Thank you for your response the fog is lifting. My bottle of Arnica EO is currently in Hong Kong by DHL from New York. I very much appreciate your cautionary warnings. I shall treat with great care.

My supplier is: http://au.pipingrock.com/essential-oils/arnica-100-pure-essential-oil-4621
Thanks to all and dedicated to those who have aches and pains here is my recipe - NOT YET TESTED - to get a better nights sleep.

Batch Size: 1,000grms

WATER PHASE
700 Distilled water
 50  Vegetable glycerine
 10  DL Panthenol

OIL PHASE
 50 Emu Oil
 50 Macadamia Oil
 50 Coconut oil
 50 Emulsifying wax NF

COOL DOWN PHASE
 10 Arnica
 20 Lavender (English)
10 Germall Plus

If you make this, as I will be doing, please feed back on results and if it works for you. 
PLEASE BE CAREFUL WITH ARNICA


----------



## DeeAnna (Apr 28, 2016)

It's a CO2 extract not an essential oil .... I see the correct info in the fine print.
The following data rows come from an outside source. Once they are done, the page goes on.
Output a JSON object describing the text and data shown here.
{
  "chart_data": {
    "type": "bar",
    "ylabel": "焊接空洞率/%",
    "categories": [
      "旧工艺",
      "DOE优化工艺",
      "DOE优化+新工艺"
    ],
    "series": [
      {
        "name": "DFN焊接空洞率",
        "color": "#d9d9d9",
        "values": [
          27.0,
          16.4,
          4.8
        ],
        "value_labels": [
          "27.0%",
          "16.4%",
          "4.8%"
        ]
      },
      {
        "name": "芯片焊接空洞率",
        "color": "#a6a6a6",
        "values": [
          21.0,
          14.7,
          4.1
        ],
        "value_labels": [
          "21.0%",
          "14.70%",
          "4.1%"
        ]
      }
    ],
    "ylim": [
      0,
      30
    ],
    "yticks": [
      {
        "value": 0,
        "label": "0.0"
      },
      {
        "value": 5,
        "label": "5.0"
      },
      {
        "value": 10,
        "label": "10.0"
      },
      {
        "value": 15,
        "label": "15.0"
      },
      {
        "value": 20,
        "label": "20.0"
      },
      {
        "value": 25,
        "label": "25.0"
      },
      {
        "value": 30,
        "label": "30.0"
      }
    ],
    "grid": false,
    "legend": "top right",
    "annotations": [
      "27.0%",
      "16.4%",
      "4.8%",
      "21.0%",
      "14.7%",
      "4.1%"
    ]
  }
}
It's misleading, but hey whatever.  As long as you know.


----------



## PerthMobility (Apr 29, 2016)

Which brings me to ask another newbie question. What is a ball park figure for the difference in concentrate of "active ingredient" between CO2 extraction and an EO? I have been treating them as pretty much the same but am I quite wrong?


----------



## DeeAnna (May 1, 2016)

I don't have even a rough answer for you, Mac. Dosage ranges for just EOs vary widely, let alone comparing CO2 extracts vs EOs. Best thing is to ask the supplier.


----------